Breakfast of Champions

(Author would like to remain anonymous)

It’s day one. I am laying on my assigned bed in my assigned room at the detox center; I never thought that I would end up here. I feel like crying but I can’t seem to. I feel as if they would be the trails of salt on my cheeks, scoured from my eyes and my emotions begin the slaved rakes held of a benign man. Salt is the harshest of retaining satiated nourishment for thirst but holds the fluid to the needs of the body.

I’m here because of a thirst that is so evil.

Sometimes I feel like I want to cry to cleanse myself. Cleanse myself of salt. Cleanse myself of pain; cleanse myself of the very earth of me. And what do I do, cry; to cleanse those thirsty eyes.

Everyone says that they are so proud of me for making a change that I feel like I should have made a long time ago. My body was telling me so two-years prior to this; I just didn’t know. I have yet to feel proud of myself. I’m interested in who I will become after my journey–if and when I am sober, I will be a better person.

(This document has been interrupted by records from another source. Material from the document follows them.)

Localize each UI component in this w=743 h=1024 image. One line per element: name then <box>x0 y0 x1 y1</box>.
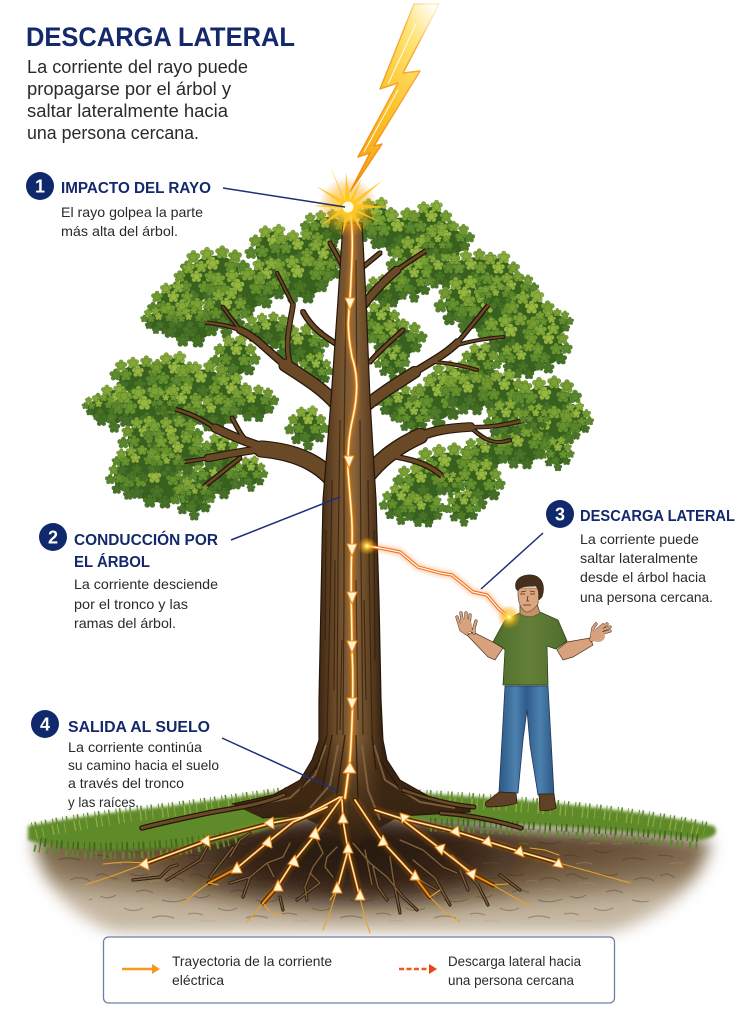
step 3: descarga lateral: saltar lateralmente <box>580 550 698 566</box>
person: jeans <box>499 686 554 795</box>
lateral discharge <box>358 537 521 629</box>
surface roots <box>142 790 521 828</box>
impact burst <box>312 165 390 237</box>
intro text: propagarse por el árbol y <box>27 79 231 99</box>
legend: current label: eléctrica <box>172 972 224 988</box>
person: boots <box>485 792 556 811</box>
step 1: impacto del rayo: IMPACTO DEL RAYO <box>61 180 211 197</box>
intro text: La corriente del rayo puede <box>27 57 248 77</box>
step 1: impacto del rayo: El rayo golpea la parte <box>61 204 203 220</box>
intro text <box>27 57 248 143</box>
step 4: salida al suelo: a través del tronco <box>68 775 184 791</box>
person: right arm and hand <box>557 624 610 660</box>
grass band <box>28 790 716 856</box>
step 3: descarga lateral <box>481 500 735 605</box>
step 3: descarga lateral: una persona cercana. <box>580 589 713 605</box>
lightning bolt <box>350 4 439 192</box>
intro text: saltar lateralmente hacia <box>27 101 229 121</box>
step 2: conducción por el árbol: 2 <box>48 528 58 548</box>
legend: current label: Trayectoria de la corriente <box>172 953 332 969</box>
current path: roots <box>85 797 630 933</box>
step 2: conducción por el árbol: EL ÁRBOL <box>74 552 150 571</box>
step 2: conducción por el árbol <box>39 497 340 631</box>
legend: lateral label: una persona cercana <box>448 972 574 988</box>
title: DESCARGA LATERAL <box>26 22 295 52</box>
step 3: descarga lateral: 3 <box>555 504 565 524</box>
step 4: salida al suelo: y las raíces. <box>68 794 139 810</box>
step 2: conducción por el árbol: La corriente desciende <box>74 576 218 592</box>
intro text: una persona cercana. <box>27 123 199 143</box>
soil cross-section <box>34 794 710 932</box>
person: shirt <box>493 612 567 685</box>
step 1: impacto del rayo: más alta del árbol. <box>61 223 178 239</box>
step 1: impacto del rayo <box>26 172 345 239</box>
foliage over branch tips <box>151 229 550 505</box>
legend: current arrow <box>122 964 160 974</box>
step 4: salida al suelo: 4 <box>40 714 50 734</box>
step 1: impacto del rayo: 1 <box>35 176 45 196</box>
person: left arm and hand <box>457 613 503 660</box>
step 2: conducción por el árbol: ramas del árbol. <box>74 615 176 631</box>
step 4: salida al suelo: su camino hacia el suelo <box>68 757 219 773</box>
branches <box>170 243 525 490</box>
person <box>457 575 610 811</box>
person: neck and head <box>515 575 544 617</box>
step 4: salida al suelo <box>31 710 336 810</box>
trunk root flare <box>232 735 470 850</box>
step 2: conducción por el árbol: CONDUCCIÓN POR <box>74 530 218 549</box>
step 3: descarga lateral: La corriente puede <box>580 531 699 547</box>
step 3: descarga lateral: desde el árbol hacia <box>580 569 706 585</box>
trunk <box>319 223 383 742</box>
legend: lateral label <box>448 953 581 988</box>
legend: lateral arrow <box>399 964 437 974</box>
step 4: salida al suelo: SALIDA AL SUELO <box>68 719 210 736</box>
foliage <box>82 197 594 527</box>
step 2: conducción por el árbol: por el tronco y las <box>74 596 188 612</box>
step 4: salida al suelo: La corriente continúa <box>68 739 202 755</box>
legend <box>104 937 614 1003</box>
current path: trunk <box>343 210 357 798</box>
legend: current label <box>172 953 332 988</box>
legend: lateral label: Descarga lateral hacia <box>448 953 581 969</box>
underground roots <box>133 797 559 913</box>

I understand that this is not a jail nor, from the short couple of hours that I’ve been housed here, for it to breathe like one. There are no segregated lines on the floor that direct you as to where to go. There are no officers herding us like cattle. No bars, no jumpsuits, yet I feel trapped.

Yet, because of my sickness, I have trapped myself wherever I go. Everywhere, worrying if where and how soon I will get my last drink before the anxiety and DT’s take over. They settle in and are as unwelcome as a rotten fish on my plate. I don’t want this dish any longer.

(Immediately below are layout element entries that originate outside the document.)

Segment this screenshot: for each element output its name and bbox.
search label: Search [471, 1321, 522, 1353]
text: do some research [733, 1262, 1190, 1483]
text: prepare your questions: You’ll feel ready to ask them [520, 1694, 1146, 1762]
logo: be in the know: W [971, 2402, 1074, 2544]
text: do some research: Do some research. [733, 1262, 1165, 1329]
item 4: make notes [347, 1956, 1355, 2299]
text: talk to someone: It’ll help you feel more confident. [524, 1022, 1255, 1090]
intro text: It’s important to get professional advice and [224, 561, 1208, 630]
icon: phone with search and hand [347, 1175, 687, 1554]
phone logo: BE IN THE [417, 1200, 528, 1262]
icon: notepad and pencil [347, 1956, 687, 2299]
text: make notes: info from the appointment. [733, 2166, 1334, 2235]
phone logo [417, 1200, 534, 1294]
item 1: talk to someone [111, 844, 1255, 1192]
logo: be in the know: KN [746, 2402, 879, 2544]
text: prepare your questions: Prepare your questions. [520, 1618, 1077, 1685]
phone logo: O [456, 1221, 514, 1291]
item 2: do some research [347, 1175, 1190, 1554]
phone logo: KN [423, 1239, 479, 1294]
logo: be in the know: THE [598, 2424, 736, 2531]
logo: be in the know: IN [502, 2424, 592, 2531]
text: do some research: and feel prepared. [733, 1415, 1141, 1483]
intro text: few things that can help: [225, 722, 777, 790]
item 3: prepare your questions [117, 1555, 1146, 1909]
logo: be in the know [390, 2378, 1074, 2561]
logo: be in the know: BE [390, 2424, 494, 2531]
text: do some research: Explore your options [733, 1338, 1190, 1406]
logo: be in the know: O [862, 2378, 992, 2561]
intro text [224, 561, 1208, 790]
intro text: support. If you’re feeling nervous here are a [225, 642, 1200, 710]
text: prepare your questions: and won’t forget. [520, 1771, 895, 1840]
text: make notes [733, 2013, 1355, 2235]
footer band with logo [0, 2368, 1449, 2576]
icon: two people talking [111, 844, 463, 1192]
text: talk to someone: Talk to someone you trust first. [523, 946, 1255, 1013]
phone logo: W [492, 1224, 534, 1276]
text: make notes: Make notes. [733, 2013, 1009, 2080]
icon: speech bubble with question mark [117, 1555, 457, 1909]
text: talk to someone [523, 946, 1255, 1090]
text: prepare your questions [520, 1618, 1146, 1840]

Everyone that works here seems to be very nice. The cleaning lady especially. She sweeps quietly as I rest in my bed; changes my trash so quietly. She has the dexterity and grace, almost mouse-like, that goes unnoticed. A mouse that is only noticed when you see that there is a bite out of the round cheese after the deed.

I wake to breakfast in a Styrofoam box filled with food that is yet to be known. A surprise that is often welcomed, not because of the quality, but because of the comfort of a warm meal in a place that seems so cold.

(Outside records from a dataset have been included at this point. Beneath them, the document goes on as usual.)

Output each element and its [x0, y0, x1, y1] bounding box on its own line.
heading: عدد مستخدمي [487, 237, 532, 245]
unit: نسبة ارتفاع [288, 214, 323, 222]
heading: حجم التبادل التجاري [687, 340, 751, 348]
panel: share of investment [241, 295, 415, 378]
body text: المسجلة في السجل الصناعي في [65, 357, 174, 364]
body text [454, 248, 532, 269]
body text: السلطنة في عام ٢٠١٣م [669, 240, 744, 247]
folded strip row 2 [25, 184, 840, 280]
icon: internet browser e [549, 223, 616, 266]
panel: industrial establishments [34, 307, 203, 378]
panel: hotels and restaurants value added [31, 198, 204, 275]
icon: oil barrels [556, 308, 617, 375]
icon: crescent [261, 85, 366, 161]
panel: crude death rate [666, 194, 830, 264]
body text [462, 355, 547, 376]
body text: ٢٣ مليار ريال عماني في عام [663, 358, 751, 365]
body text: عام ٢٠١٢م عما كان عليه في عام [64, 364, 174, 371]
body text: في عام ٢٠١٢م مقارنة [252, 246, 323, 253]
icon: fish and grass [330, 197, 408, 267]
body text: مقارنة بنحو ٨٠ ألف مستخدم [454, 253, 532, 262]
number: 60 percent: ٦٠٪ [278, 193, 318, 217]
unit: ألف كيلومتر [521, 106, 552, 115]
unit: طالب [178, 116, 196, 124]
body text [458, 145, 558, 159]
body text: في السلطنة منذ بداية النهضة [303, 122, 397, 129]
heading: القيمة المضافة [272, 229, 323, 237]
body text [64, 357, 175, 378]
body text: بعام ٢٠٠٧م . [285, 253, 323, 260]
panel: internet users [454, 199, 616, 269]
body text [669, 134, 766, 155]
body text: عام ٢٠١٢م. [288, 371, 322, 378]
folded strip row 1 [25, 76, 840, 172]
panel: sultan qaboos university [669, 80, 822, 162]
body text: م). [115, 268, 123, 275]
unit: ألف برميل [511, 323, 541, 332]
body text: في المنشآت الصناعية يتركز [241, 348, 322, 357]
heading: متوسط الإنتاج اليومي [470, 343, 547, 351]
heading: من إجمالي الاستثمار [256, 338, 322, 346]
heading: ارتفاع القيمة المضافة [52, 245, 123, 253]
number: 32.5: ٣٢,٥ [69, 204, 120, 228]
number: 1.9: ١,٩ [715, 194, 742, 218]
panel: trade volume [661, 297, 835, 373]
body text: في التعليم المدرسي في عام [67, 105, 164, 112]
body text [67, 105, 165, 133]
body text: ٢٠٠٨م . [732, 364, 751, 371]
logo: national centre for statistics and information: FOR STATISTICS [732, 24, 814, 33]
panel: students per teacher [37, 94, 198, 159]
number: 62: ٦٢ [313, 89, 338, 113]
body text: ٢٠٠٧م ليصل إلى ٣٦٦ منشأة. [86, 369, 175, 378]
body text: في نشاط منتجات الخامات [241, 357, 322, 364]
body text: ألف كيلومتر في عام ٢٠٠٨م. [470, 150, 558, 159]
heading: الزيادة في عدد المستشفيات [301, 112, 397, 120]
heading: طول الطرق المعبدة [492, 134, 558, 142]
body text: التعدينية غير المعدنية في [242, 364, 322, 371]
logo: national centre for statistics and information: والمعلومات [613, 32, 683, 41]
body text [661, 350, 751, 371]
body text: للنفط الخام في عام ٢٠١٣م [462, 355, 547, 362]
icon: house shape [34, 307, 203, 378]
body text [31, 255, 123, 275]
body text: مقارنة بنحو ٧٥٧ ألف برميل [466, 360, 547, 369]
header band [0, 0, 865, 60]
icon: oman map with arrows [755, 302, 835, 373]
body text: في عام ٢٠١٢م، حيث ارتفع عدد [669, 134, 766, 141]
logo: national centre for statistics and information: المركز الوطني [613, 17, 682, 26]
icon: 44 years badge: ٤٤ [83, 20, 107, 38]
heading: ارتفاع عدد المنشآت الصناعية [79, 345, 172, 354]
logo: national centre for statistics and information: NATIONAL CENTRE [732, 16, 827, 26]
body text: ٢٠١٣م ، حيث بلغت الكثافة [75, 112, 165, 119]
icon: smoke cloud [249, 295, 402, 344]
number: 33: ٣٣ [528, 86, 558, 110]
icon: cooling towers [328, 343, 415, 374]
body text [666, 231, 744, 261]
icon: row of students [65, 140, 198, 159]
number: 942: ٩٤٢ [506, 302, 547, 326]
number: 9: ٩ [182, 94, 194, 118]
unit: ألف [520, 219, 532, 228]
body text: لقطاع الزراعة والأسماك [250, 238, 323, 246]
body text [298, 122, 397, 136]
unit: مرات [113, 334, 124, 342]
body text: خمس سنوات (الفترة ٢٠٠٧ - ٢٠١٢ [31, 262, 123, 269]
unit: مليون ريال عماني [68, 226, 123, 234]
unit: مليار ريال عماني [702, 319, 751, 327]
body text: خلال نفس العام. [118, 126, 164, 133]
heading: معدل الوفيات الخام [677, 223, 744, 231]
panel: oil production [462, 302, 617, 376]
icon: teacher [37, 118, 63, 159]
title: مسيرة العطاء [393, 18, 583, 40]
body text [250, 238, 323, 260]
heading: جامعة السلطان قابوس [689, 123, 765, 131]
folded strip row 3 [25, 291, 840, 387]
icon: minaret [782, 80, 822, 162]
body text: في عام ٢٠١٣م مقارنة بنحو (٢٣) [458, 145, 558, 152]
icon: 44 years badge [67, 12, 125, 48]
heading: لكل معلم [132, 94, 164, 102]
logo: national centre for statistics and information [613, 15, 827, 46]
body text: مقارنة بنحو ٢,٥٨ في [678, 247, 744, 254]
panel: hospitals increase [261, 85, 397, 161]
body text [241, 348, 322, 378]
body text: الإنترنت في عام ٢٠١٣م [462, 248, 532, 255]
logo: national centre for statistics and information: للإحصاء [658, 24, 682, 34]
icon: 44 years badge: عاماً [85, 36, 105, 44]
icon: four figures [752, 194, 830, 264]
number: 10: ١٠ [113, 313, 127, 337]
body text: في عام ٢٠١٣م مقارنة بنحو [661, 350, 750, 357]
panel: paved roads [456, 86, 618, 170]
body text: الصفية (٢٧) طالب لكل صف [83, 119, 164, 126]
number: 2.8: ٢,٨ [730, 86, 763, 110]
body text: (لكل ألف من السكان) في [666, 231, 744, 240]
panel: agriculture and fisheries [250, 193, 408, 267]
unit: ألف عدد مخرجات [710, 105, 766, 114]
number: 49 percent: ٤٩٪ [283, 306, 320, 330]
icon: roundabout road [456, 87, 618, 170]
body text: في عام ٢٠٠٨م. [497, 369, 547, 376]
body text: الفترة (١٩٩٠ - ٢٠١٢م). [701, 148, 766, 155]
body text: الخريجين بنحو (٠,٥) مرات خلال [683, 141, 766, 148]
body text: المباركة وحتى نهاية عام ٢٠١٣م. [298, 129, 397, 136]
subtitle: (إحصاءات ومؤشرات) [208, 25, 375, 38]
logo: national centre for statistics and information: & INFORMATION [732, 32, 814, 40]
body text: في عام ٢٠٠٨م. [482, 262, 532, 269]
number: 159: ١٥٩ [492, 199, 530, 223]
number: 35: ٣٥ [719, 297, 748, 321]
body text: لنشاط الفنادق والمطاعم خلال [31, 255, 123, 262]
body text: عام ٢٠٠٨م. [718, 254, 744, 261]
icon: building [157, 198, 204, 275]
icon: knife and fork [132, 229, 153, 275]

The food is subpar but can be spruced up with the asking of salt and pepper packets as well as Tapatio individuals that are wrapped in plastic tins which can break your teeth if the opening of not not executed correctly. This is usually done with your head at a tilt, teeth gripping and eyes closed and hoping not to bust the contents all over any thing but your dish.

Between bites I sip on lukewarm coffee complete with powdered creamer.

I sit on my bed.

How the hell did I get here?” I think.

I finish what I can of my breakfast and change into another pair of comfort clothes. I’m here for rest anyway right? How can jeans and a fitted top feel comfortable right now. I throw my hair into a messy bun without even looking in the mirror. I slip into thick socks because the tile floors are so cold and I don’t have the strength to untie and tie my shoes. The only engery I have is to brush my teeth in a bathroom that I share with my roommate that is carring the same demons on their back, just like me.

I finally look at myself in the mirror after rinsing my mouth. Thicked suds are what I spit out. A part of the deteriation that my addictive behavior has wasted on my body. I look tired. My skin is cracked and warn as if I had been working in a field, red and flaked. My hair has thinned. Although I see all the flaws that I caused I take a deep breath and tell myself, “You got this.”